The portfolio project resulted in a discovery that I have somehow avoided making for more than twenty-five years, and now I have to buy more portfolios, preferably of archival quality.

My father came from one of those Fine Old Families so called because they got off an earlier boat than most. Their disembarkation point was Quebec, and they started arriving with General Wolfe. They suffered most of the normal vicissitudes of 18th- and 19th-century life, but were particularly fortunate in that they were hit by only one major house fire, in the early 1870s. Consequently, they left lots of stuff, especially papers.

One of the long-unopened portfolios stacked on top of the bookcases in my library contained an overlooked trove of copies of the Quebec Mercury from the 1830s, when my great-great grandfather was a member of the colonial Legislative Assembly, and the Montreal Daily Star from the 1880s, when it was running history articles and anniversary anecdotes about the Patriote movement of 50 years previous. These newspapers were kept because they contained stories about members of the family. There was also a letter-book of business correspondence from the 1840s, rather a lot of photographic negatives (some of them glass) from the 19-teens, twenties and thirties, and a file of letters about my father's efforts to get into the war at its very beginning rather than wait for conscription as the British government preferred.

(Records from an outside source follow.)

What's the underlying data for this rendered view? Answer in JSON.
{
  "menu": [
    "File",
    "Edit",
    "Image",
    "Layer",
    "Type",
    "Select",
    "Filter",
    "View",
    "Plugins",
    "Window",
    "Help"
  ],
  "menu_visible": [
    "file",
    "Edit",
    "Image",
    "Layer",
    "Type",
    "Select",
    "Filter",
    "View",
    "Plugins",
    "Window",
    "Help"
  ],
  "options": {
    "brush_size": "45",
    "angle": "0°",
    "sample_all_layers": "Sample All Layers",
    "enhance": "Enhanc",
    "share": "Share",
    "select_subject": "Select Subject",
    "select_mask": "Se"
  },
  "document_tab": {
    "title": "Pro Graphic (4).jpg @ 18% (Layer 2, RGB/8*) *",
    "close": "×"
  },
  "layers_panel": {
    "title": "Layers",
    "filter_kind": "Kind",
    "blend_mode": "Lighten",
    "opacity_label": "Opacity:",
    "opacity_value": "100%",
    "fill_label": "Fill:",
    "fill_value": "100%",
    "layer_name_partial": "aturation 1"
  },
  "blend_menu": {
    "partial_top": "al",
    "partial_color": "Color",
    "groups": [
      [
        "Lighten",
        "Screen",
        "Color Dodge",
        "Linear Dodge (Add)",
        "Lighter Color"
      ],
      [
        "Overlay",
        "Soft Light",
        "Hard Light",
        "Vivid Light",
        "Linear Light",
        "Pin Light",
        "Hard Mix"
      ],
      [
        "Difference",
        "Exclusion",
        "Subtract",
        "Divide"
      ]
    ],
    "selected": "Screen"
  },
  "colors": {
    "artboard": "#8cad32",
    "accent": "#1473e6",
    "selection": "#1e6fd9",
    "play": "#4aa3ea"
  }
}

Notably, Dad wrote to Ottawa seeking a commission in the Royal Canadian Navy but was rejected on the grounds that he was not ... um ... Canadian. For the record, he was born in Montreal, and the family moved to England in 1924 when Granddad was hired for a major engineering project. In 1939, the difference with respect to citizenship between a Canadian and any other British subject born in Canada had yet to be established in law, but the Chief of Naval Operations was not taking any chances.

I have been moving these portfolios around since 1992, when my father died.

Under Dad's will, the (large) accumulation of family papers and photographs in his custody at the time of his death went to the Chaplin-Gugy Fonds at the National Archives of Canada. The portfolios were too big to fit into any of the several places where Dad kept papers, so they were missed in the Big Sweep. Now I have to contact the responsible archivist for a follow-up donation.

These days, civil servants such as archivists are working at home and therefore out of the reach of ordinary mortals such as I. So everything goes back where it was until the lockdown is over and people start trickling back to their offices and workshops. Whenever that will be.

Apart from that, I hung some pictures. Things look better already.